1) Immigration policy does not seem to be coordinated with other branches of policy. In particular, the recent increase in immigration has not been accompanied by a proportional increase in the supply of housing.
2) There is an imbalance in government incentives. The federal government decides on immigration rates. However, it is the states and local communities that have to pay in large part for the additional infrastructure that this requires …
Immigration drives up housing prices and needs to be better coordinated with the housing supply …
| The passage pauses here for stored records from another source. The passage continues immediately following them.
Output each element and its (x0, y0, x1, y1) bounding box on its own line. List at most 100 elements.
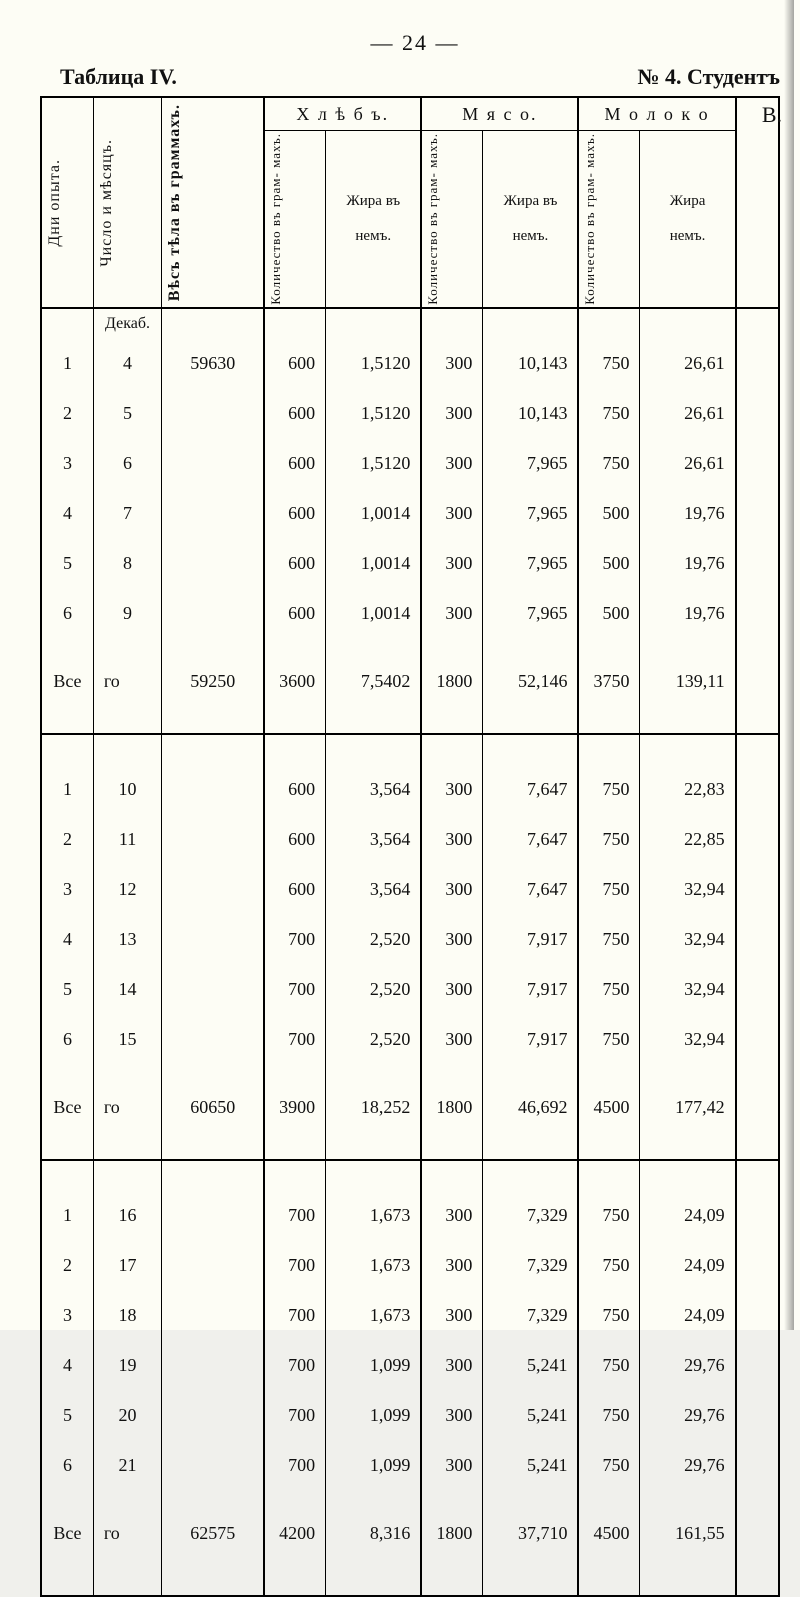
cell: 7,647 (483, 815, 579, 865)
cell (736, 1491, 779, 1585)
cell: 177,42 (640, 1065, 736, 1160)
cell: 8,316 (326, 1491, 422, 1585)
cell: 4500 (578, 1065, 639, 1160)
cell: 7,329 (483, 1291, 579, 1341)
cell: 600 (264, 765, 325, 815)
cell: 7,329 (483, 1241, 579, 1291)
cell: 13 (93, 915, 161, 965)
cell: 22,83 (640, 765, 736, 815)
cell (162, 815, 264, 865)
table-row: 6157002,5203007,91775032,94 (41, 1015, 779, 1065)
cell (640, 1585, 736, 1596)
cell (421, 308, 482, 339)
cell (326, 1160, 422, 1191)
cell: 32,94 (640, 965, 736, 1015)
cell (736, 1191, 779, 1241)
table-row: 5147002,5203007,91775032,94 (41, 965, 779, 1015)
cell: 750 (578, 1341, 639, 1391)
cell (162, 1291, 264, 1341)
cell: 300 (421, 765, 482, 815)
cell: 600 (264, 815, 325, 865)
cell (736, 1391, 779, 1441)
cell: 6 (41, 589, 93, 639)
cell (736, 734, 779, 765)
cell: 19,76 (640, 489, 736, 539)
hdr-bread-qty: Количество въ грам- махъ. (269, 133, 283, 305)
cell (162, 965, 264, 1015)
cell (736, 1160, 779, 1191)
cell: 7,917 (483, 1015, 579, 1065)
cell: 37,710 (483, 1491, 579, 1585)
table-row: 14596306001,512030010,14375026,61 (41, 339, 779, 389)
cell: 60650 (162, 1065, 264, 1160)
cell: 5,241 (483, 1341, 579, 1391)
cell: 7,917 (483, 965, 579, 1015)
cell (326, 734, 422, 765)
cell: 300 (421, 865, 482, 915)
cell: 4 (41, 1341, 93, 1391)
cell: 5,241 (483, 1391, 579, 1441)
cell (736, 815, 779, 865)
cell: 1,099 (326, 1341, 422, 1391)
cell (736, 965, 779, 1015)
cell: 59630 (162, 339, 264, 389)
cell (93, 1585, 161, 1596)
cell: 10 (93, 765, 161, 815)
cell: 1,0014 (326, 589, 422, 639)
cell: 10,143 (483, 389, 579, 439)
cell: 24,09 (640, 1241, 736, 1291)
cell: 4 (93, 339, 161, 389)
cell: 12 (93, 865, 161, 915)
cell: 4200 (264, 1491, 325, 1585)
hdr-milk-fat-u: немъ. (644, 228, 730, 245)
cell (736, 1291, 779, 1341)
hdr-bread-fat: Жира въ (330, 193, 416, 210)
hdr-meat-qty: Количество въ грам- махъ. (426, 133, 440, 305)
cell: 750 (578, 915, 639, 965)
cell: 59250 (162, 639, 264, 734)
table-row: 5207001,0993005,24175029,76 (41, 1391, 779, 1441)
table-row: 476001,00143007,96550019,76 (41, 489, 779, 539)
cell (162, 1191, 264, 1241)
cell: 52,146 (483, 639, 579, 734)
cell (421, 734, 482, 765)
cell: 700 (264, 915, 325, 965)
cell (736, 339, 779, 389)
table-row: 2177001,6733007,32975024,09 (41, 1241, 779, 1291)
cell: 2,520 (326, 965, 422, 1015)
table-label: Таблица IV. (60, 64, 177, 90)
cell: 2,520 (326, 1015, 422, 1065)
cell: 750 (578, 965, 639, 1015)
cell: 20 (93, 1391, 161, 1441)
cell: 1 (41, 339, 93, 389)
cell: 3900 (264, 1065, 325, 1160)
cell: 300 (421, 915, 482, 965)
cell (162, 589, 264, 639)
table-row: 366001,51203007,96575026,61 (41, 439, 779, 489)
cell: 18 (93, 1291, 161, 1341)
cell (736, 639, 779, 734)
cell: 500 (578, 489, 639, 539)
cell (162, 1441, 264, 1491)
cell (736, 489, 779, 539)
cell: 1,099 (326, 1441, 422, 1491)
cell: 700 (264, 1291, 325, 1341)
table-row-total: Всего6257542008,316180037,7104500161,55 (41, 1491, 779, 1585)
table-row: Декаб. (41, 308, 779, 339)
cell (736, 765, 779, 815)
cell: 5,241 (483, 1441, 579, 1491)
cell: 700 (264, 1391, 325, 1441)
cell: 700 (264, 1341, 325, 1391)
cell: 750 (578, 1191, 639, 1241)
cell: 300 (421, 1191, 482, 1241)
cell: 4 (41, 489, 93, 539)
cell: 300 (421, 1341, 482, 1391)
cell: 6 (93, 439, 161, 489)
cell: 8 (93, 539, 161, 589)
cell (483, 734, 579, 765)
cell: 139,11 (640, 639, 736, 734)
cell: 7,965 (483, 589, 579, 639)
cell (162, 1391, 264, 1441)
cell (162, 865, 264, 915)
cell: го (93, 1065, 161, 1160)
Nonetheless, Tulip is also calling on the federal government to provide incentive payments to states to free up land supply and planning:
Providing more money to regions that build more housing would rectify an overflow, or what economists call an “externality.”
Many of the perceived costs of high density construction – overcrowding, noise, congestion, etc. – are supported locally. So naturally, the neighbors oppose it. However, the benefits, in terms of lower housing costs and economic growth, are scattered throughout society …
The result is that it is not in the interest of a local government or a state to build enough housing. Incentive payments align local decision-making with the national interest …
Payments could take the form of infrastructure aid …
It is right that the federal government takes more responsibility for capital projects like this – the need for them is driven by heavy immigration, a federal decision.
I totally agree with this part of Tulip’s article and have made similar arguments before.
The federal government never gives due consideration to the costs of major migration – whether financial or non-financial – as these are primarily borne by states and residents in general.
I bet if the federal government were required to internalize the cost of immigration by paying states $ 100,000 per permanent migrant who settles in their jurisdiction, so states can adequately fund additional infrastructure and services necessary, then the Treasury would no longer tout the ‘tax advantages’ of immigration.
Having the federal government share the benefits and costs of immigration would be a surefire way to reduce admission to reasonable and sustainable levels.